Very interesting comments have been made that I would like to add to. In WW1 my father was in the RAMC, stationed for a while, at the John Howard Convalescent Home.  He told me of some patients being war wounded Indian serviceman.  I comment on this in case readers of an an earlier comment believe that only British officers were treated there. The road from Arundel Road to Roedean Gap was always referred to locally as the Rottingdean Road.  It was also identified as such by employees on the little 4A bus that ran to Ovingdean.  It became more popularly known as Roedean Road when the coastal road was reopened. The grassland between McGee's garage, at the junction of Rifle Butt Road and Roedean Road, and Cliff Road, was commonly known as the G(J)inny Ground.  I would be interested to know how it acquired that name.  I assume it must derive from a previous owner of the site.  Beneath the Fire Station, that now stands on the site, is/was a massive fleet of cars and lorries, albeit Dinky models. During Infant School holidays, at St Mark's, I used to play there.  I buried all my toys in the hillside to save carrying them home, to the Whitehawk cottages, each day.              

Harvey Holford, of whom you will have read elsewhere on this site, was a close friend.  I used to meet him at a farmhouse, situated then, in a small copse where the Pitch and Putt is now sited.  My friends, and I, always referred to it as Holford's Farm. I also recall a tall chimney between the road and the cliff edge at Roedean.  I always thought it was an air vent for sewers or drains.
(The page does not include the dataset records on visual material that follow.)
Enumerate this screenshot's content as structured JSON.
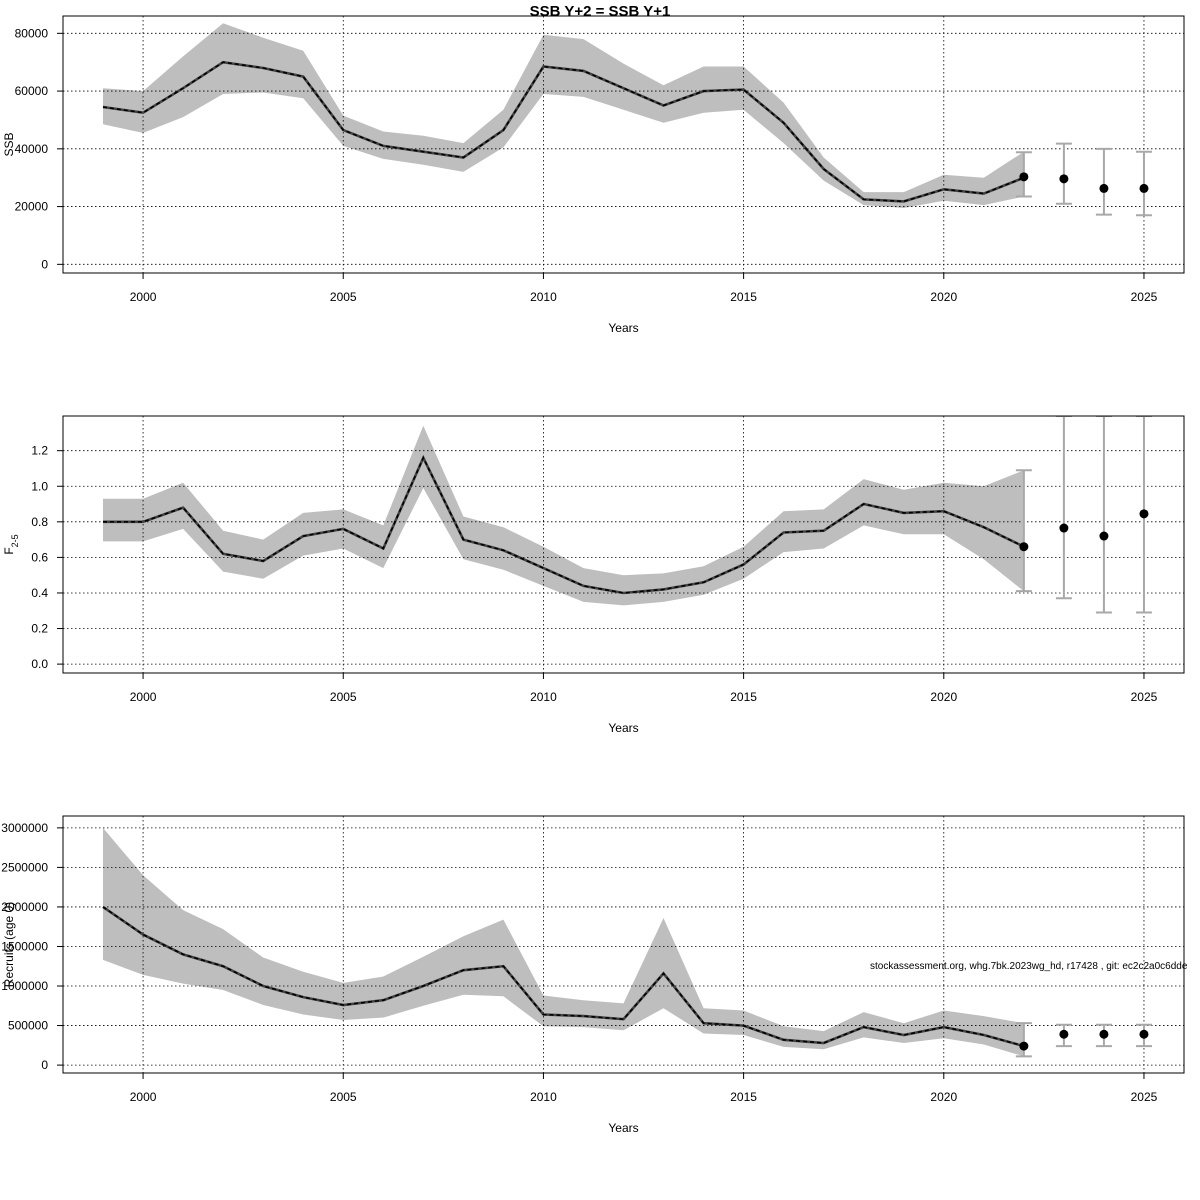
{
  "title": "SSB Y+2 = SSB Y+1",
  "watermark": "stockassessment.org, whg.7bk.2023wg_hd, r17428 , git: ec2c2a0c6dde",
  "colors": {
    "band": "#bebebe",
    "errorbar": "#a8a8a8",
    "line": "#000000",
    "grid": "#000000"
  },
  "chart_data": [
    {
      "type": "line",
      "id": "ssb",
      "ylabel": "SSB",
      "xlabel": "Years",
      "xlim": [
        1998,
        2026
      ],
      "ylim": [
        -3000,
        86000
      ],
      "xticks": [
        2000,
        2005,
        2010,
        2015,
        2020,
        2025
      ],
      "yticks": [
        0,
        20000,
        40000,
        60000,
        80000
      ],
      "ytick_labels": [
        "0",
        "20000",
        "40000",
        "60000",
        "80000"
      ],
      "grid": true,
      "years": [
        1999,
        2000,
        2001,
        2002,
        2003,
        2004,
        2005,
        2006,
        2007,
        2008,
        2009,
        2010,
        2011,
        2012,
        2013,
        2014,
        2015,
        2016,
        2017,
        2018,
        2019,
        2020,
        2021,
        2022
      ],
      "estimate": [
        54500,
        52500,
        61000,
        70000,
        68000,
        65000,
        46500,
        41000,
        39000,
        37000,
        46500,
        68500,
        67000,
        61000,
        55000,
        60000,
        60500,
        49000,
        33000,
        22500,
        21800,
        26000,
        24500,
        30000
      ],
      "lower": [
        48500,
        45500,
        51000,
        59000,
        59500,
        57500,
        41000,
        36500,
        34500,
        32000,
        40500,
        59000,
        58000,
        53500,
        49000,
        52500,
        53500,
        42000,
        29000,
        20500,
        19500,
        22000,
        20500,
        23500
      ],
      "upper": [
        61000,
        60000,
        72000,
        83500,
        78500,
        74000,
        51500,
        46000,
        44500,
        42000,
        53500,
        79500,
        78000,
        69500,
        62000,
        68500,
        68500,
        56000,
        37000,
        25000,
        25000,
        31000,
        30000,
        39000
      ],
      "forecast": [
        {
          "year": 2022,
          "value": 30300,
          "lower": 23500,
          "upper": 38800
        },
        {
          "year": 2023,
          "value": 29600,
          "lower": 21000,
          "upper": 41800
        },
        {
          "year": 2024,
          "value": 26300,
          "lower": 17200,
          "upper": 40000
        },
        {
          "year": 2025,
          "value": 26300,
          "lower": 17000,
          "upper": 39000
        }
      ]
    },
    {
      "type": "line",
      "id": "fbar",
      "ylabel": "F",
      "ylabel_sub": "2-5",
      "xlabel": "Years",
      "xlim": [
        1998,
        2026
      ],
      "ylim": [
        -0.05,
        1.395
      ],
      "xticks": [
        2000,
        2005,
        2010,
        2015,
        2020,
        2025
      ],
      "yticks": [
        0,
        0.2,
        0.4,
        0.6,
        0.8,
        1.0,
        1.2
      ],
      "ytick_labels": [
        "0.0",
        "0.2",
        "0.4",
        "0.6",
        "0.8",
        "1.0",
        "1.2"
      ],
      "grid": true,
      "years": [
        1999,
        2000,
        2001,
        2002,
        2003,
        2004,
        2005,
        2006,
        2007,
        2008,
        2009,
        2010,
        2011,
        2012,
        2013,
        2014,
        2015,
        2016,
        2017,
        2018,
        2019,
        2020,
        2021,
        2022
      ],
      "estimate": [
        0.8,
        0.8,
        0.88,
        0.62,
        0.58,
        0.72,
        0.76,
        0.65,
        1.16,
        0.7,
        0.64,
        0.54,
        0.44,
        0.4,
        0.42,
        0.46,
        0.56,
        0.74,
        0.75,
        0.9,
        0.85,
        0.86,
        0.77,
        0.66
      ],
      "lower": [
        0.69,
        0.69,
        0.76,
        0.52,
        0.48,
        0.61,
        0.65,
        0.54,
        0.99,
        0.59,
        0.53,
        0.44,
        0.35,
        0.33,
        0.35,
        0.39,
        0.48,
        0.63,
        0.65,
        0.78,
        0.73,
        0.73,
        0.59,
        0.41
      ],
      "upper": [
        0.93,
        0.93,
        1.02,
        0.75,
        0.7,
        0.85,
        0.87,
        0.78,
        1.34,
        0.83,
        0.77,
        0.66,
        0.54,
        0.5,
        0.51,
        0.55,
        0.66,
        0.86,
        0.87,
        1.04,
        0.98,
        1.02,
        1.0,
        1.09
      ],
      "forecast": [
        {
          "year": 2022,
          "value": 0.66,
          "lower": 0.41,
          "upper": 1.09
        },
        {
          "year": 2023,
          "value": 0.765,
          "lower": 0.37,
          "upper": 1.395
        },
        {
          "year": 2024,
          "value": 0.72,
          "lower": 0.29,
          "upper": 1.395
        },
        {
          "year": 2025,
          "value": 0.845,
          "lower": 0.29,
          "upper": 1.395
        }
      ]
    },
    {
      "type": "line",
      "id": "recruits",
      "ylabel": "Recruits (age 0)",
      "xlabel": "Years",
      "xlim": [
        1998,
        2026
      ],
      "ylim": [
        -100000,
        3150000
      ],
      "xticks": [
        2000,
        2005,
        2010,
        2015,
        2020,
        2025
      ],
      "yticks": [
        0,
        500000,
        1000000,
        1500000,
        2000000,
        2500000,
        3000000
      ],
      "ytick_labels": [
        "0",
        "500000",
        "1000000",
        "1500000",
        "2000000",
        "2500000",
        "3000000"
      ],
      "grid": true,
      "years": [
        1999,
        2000,
        2001,
        2002,
        2003,
        2004,
        2005,
        2006,
        2007,
        2008,
        2009,
        2010,
        2011,
        2012,
        2013,
        2014,
        2015,
        2016,
        2017,
        2018,
        2019,
        2020,
        2021,
        2022
      ],
      "estimate": [
        2000000,
        1650000,
        1400000,
        1250000,
        1000000,
        860000,
        760000,
        820000,
        1000000,
        1200000,
        1250000,
        640000,
        620000,
        580000,
        1160000,
        530000,
        500000,
        320000,
        280000,
        480000,
        380000,
        480000,
        380000,
        240000
      ],
      "lower": [
        1330000,
        1140000,
        1030000,
        950000,
        760000,
        640000,
        570000,
        600000,
        750000,
        890000,
        870000,
        490000,
        480000,
        440000,
        720000,
        400000,
        380000,
        230000,
        200000,
        350000,
        280000,
        340000,
        260000,
        110000
      ],
      "upper": [
        3000000,
        2400000,
        1960000,
        1720000,
        1360000,
        1180000,
        1040000,
        1120000,
        1370000,
        1630000,
        1840000,
        880000,
        820000,
        780000,
        1860000,
        720000,
        690000,
        490000,
        430000,
        670000,
        530000,
        690000,
        620000,
        530000
      ],
      "forecast": [
        {
          "year": 2022,
          "value": 240000,
          "lower": 110000,
          "upper": 530000
        },
        {
          "year": 2023,
          "value": 390000,
          "lower": 240000,
          "upper": 510000
        },
        {
          "year": 2024,
          "value": 390000,
          "lower": 240000,
          "upper": 510000
        },
        {
          "year": 2025,
          "value": 390000,
          "lower": 240000,
          "upper": 510000
        }
      ]
    }
  ]
}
In the 1920's my father was a gardener at a couple of addresses in Cliff Road. I recall, one year, standing in one of the gardens watching the planes bank round on their return leg to the Isle of Wight, in the Annual Air Race.  The engine of the winning plane was later adopted for the Spitfire.  He, incidentally, also designed many of the gardens in the Roedean Crescent area.